I decided to use classic modular data modeling techniques, and thought about these layers:

• staging: just a copy of the landing/source tables with some types casting (if needed), in order to standardize
• intermediate: here I'll place reusable models, with some deduplication logic
• marts: here I'll place the final models, in a star schema (facts surrounded by dimensions)

Since the raw data doesn't need much processing (just some deduplication logic), all of the models in the staging and intermediate layers will be quite similar, and the only difference will be the deduplication logic. I've created a macro to apply the DRY principle in these layers.

The final lineage graph is as follows:

Using the data model created with dbt, you can answer the required questions.

Please, run these queries in DBeaver to verify the results.

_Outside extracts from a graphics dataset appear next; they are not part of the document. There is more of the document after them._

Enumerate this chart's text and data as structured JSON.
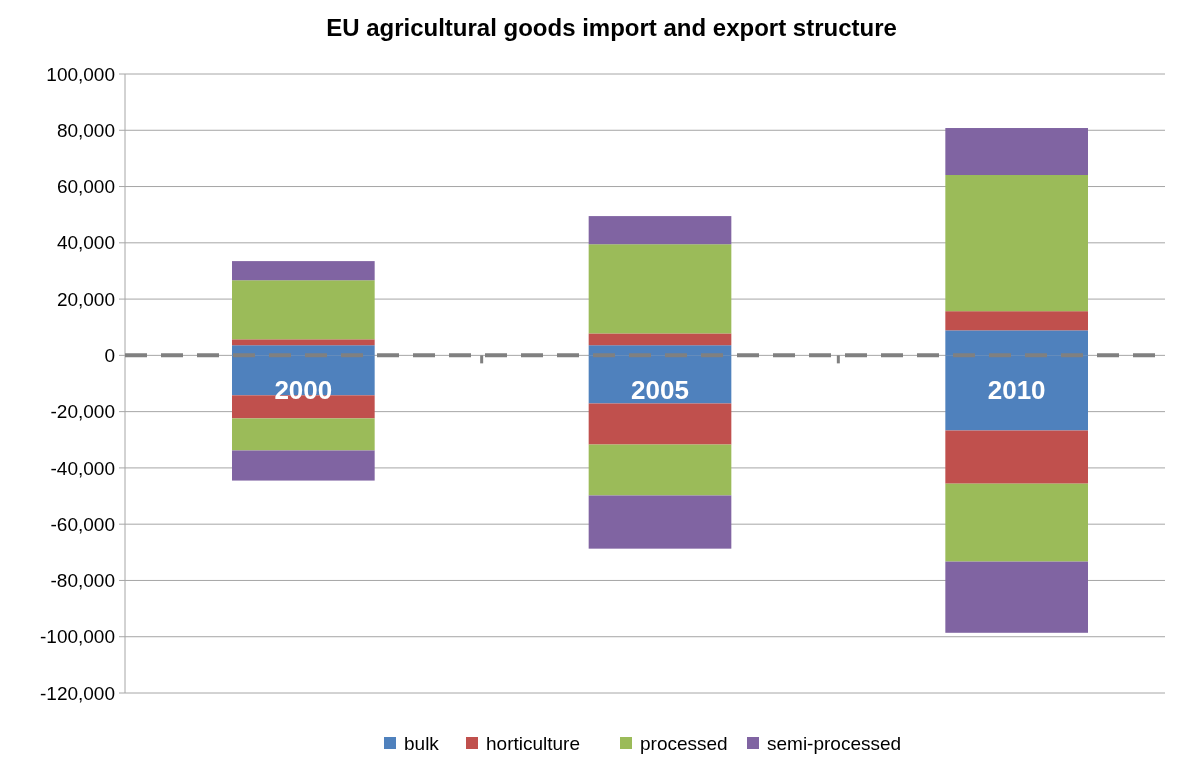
{
  "chart_data": {
    "type": "bar",
    "title": "EU agricultural goods import and export structure",
    "categories": [
      "2000",
      "2005",
      "2010"
    ],
    "stacked": true,
    "series": [
      {
        "name": "bulk",
        "color": "#4f81bd",
        "values": [
          3600,
          3600,
          8900
        ]
      },
      {
        "name": "horticulture",
        "color": "#c0504d",
        "values": [
          2100,
          4200,
          6800
        ]
      },
      {
        "name": "processed",
        "color": "#9bbb59",
        "values": [
          21000,
          31700,
          48400
        ]
      },
      {
        "name": "semi-processed",
        "color": "#8064a2",
        "values": [
          6800,
          10000,
          16700
        ]
      },
      {
        "color": "#4f81bd",
        "values": [
          -14200,
          -17100,
          -26700
        ]
      },
      {
        "color": "#c0504d",
        "values": [
          -8200,
          -14600,
          -18900
        ]
      },
      {
        "color": "#9bbb59",
        "values": [
          -11400,
          -18100,
          -27700
        ]
      },
      {
        "color": "#8064a2",
        "values": [
          -10700,
          -18900,
          -25300
        ]
      }
    ],
    "ylim": [
      -120000,
      100000
    ],
    "yticks": [
      {
        "value": -120000,
        "label": "-120,000"
      },
      {
        "value": -100000,
        "label": "-100,000"
      },
      {
        "value": -80000,
        "label": "-80,000"
      },
      {
        "value": -60000,
        "label": "-60,000"
      },
      {
        "value": -40000,
        "label": "-40,000"
      },
      {
        "value": -20000,
        "label": "-20,000"
      },
      0,
      {
        "value": 20000,
        "label": "20,000"
      },
      {
        "value": 40000,
        "label": "40,000"
      },
      {
        "value": 60000,
        "label": "60,000"
      },
      {
        "value": 80000,
        "label": "80,000"
      },
      {
        "value": 100000,
        "label": "100,000"
      }
    ],
    "ref_lines": [
      {
        "axis": "y",
        "value": 0,
        "color": "#808080",
        "line_style": "dashed"
      }
    ],
    "grid": "y",
    "legend": "bottom"
  }
}
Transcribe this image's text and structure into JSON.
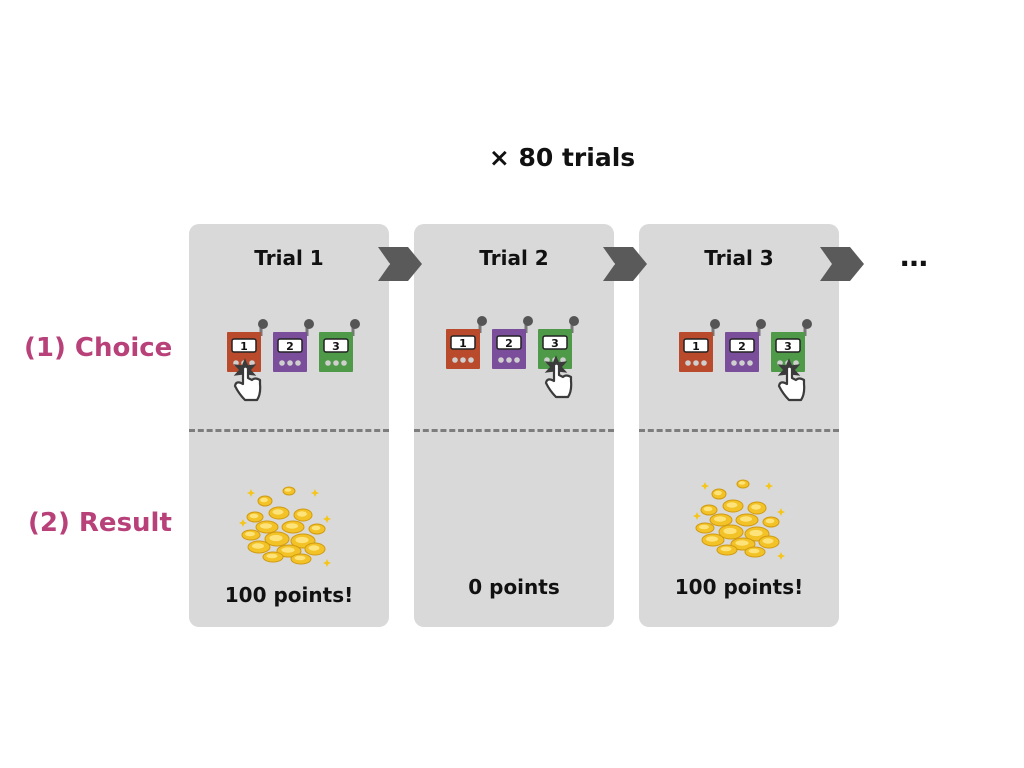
{
  "header": {
    "title": "× 80 trials"
  },
  "rows": {
    "choice_label": "(1) Choice",
    "result_label": "(2) Result"
  },
  "ellipsis": "…",
  "machine_colors": [
    "#b94a2c",
    "#7a4e9a",
    "#4f9a48"
  ],
  "machine_labels": [
    "1",
    "2",
    "3"
  ],
  "trials": [
    {
      "title": "Trial 1",
      "chosen_machine": 1,
      "result": "100 points!",
      "coins": true
    },
    {
      "title": "Trial 2",
      "chosen_machine": 3,
      "result": "0 points",
      "coins": false
    },
    {
      "title": "Trial 3",
      "chosen_machine": 3,
      "result": "100 points!",
      "coins": true
    }
  ]
}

-- Top 10 active users sorted by the amount of PRs created and commits pushed
SELECT
    fct_events.user_id AS user_id
    , dim_users.username AS username
    , COUNT(*) AS num_prs_created_and_commits_pushed
FROM reporting.fct_events
LEFT JOIN reporting.dim_users
    ON fct_events.user_id = dim_users.id
WHERE fct_events."type" IN ('PushEvent', 'PullRequestEvent')
    AND NOT username ~* '-bot|\[bot\]|bot$'
GROUP BY 1, 2
ORDER BY 3 DESC
LIMIT 10

-- Top 10 repositories sorted by the amount of commits pushed
SELECT
    fct_events.repo_id AS repo_id
    , dim_repos.name AS repo_name
    , COUNT(*) AS num_commits_per_repo
FROM reporting.fct_events
LEFT JOIN reporting.dim_repos
    ON fct_events.repo_id = dim_repos.id
WHERE fct_events.commit_sha IS NOT NULL
GROUP BY 1, 2
ORDER BY 3 DESC
LIMIT 10

-- Top 10 repositories sorted by the amount of watch events
SELECT
    fct_events.repo_id AS repo_id
    , dim_repos.name AS repo_name
    , COUNT(*) AS num_watch_events_per_repo
FROM reporting.fct_events
LEFT JOIN reporting.dim_repos
    ON fct_events.repo_id = dim_repos.id
WHERE fct_events."type" = 'WatchEvent'
GROUP BY 1, 2
ORDER BY 3 DESC
LIMIT 10

I've added some tests in the intermediate and reporting layers to verify the correctness of the data and ensure the data quality.

Generally speaking, the tests aim to ensure:

• No ID is missing
• Data types are as expected
• There are no duplicates
• Critical columns are present

To run the tests, open a terminal and run:

make dbt-test-model node="--target prod"

Also, there are some model contracts enforced in the intermediate and reporting layers, in order to avoid inserting duplicated fields, nulls, etc., and to ensure the models' relations.

If you're an Airflow fan (like me), you can set up an environment to run the dbt pipeline in an Airflow DAG.

To do this, please run (these commands are similar to the setup process):

make build
make up

Then, go to http://localhost:8080/ and log in with the credentials airflow:airflow. You'll find a DAG named transformations, please go ahead and click on it. You'll see a DAG like this:

If you want to test it, just click on the toggle button and run the pipeline.

Please note that the models are run before their tests in the same DAG.

If you're struggling with some commands, please run make help to get all the available commands.

I've used poetry to manage the project's dependencies. If you want to install it in your local machine, please run:

make install-poetry

And then run:

make install-project

Then you'll have all the dependencies installed, and a virtual environment created in this very directory. This is useful, for example, if you're using VS Code and want to explore the code. Also, you might want to use pyenv to install Python 3.10.12.

All the code in this project has been linted and formatted with these tools:

• black
• isort
• mypy
• ruff
• sqlfluff

I just cloned the repo and want to play around with the pre-commit framework? Just run:

make nox-hooks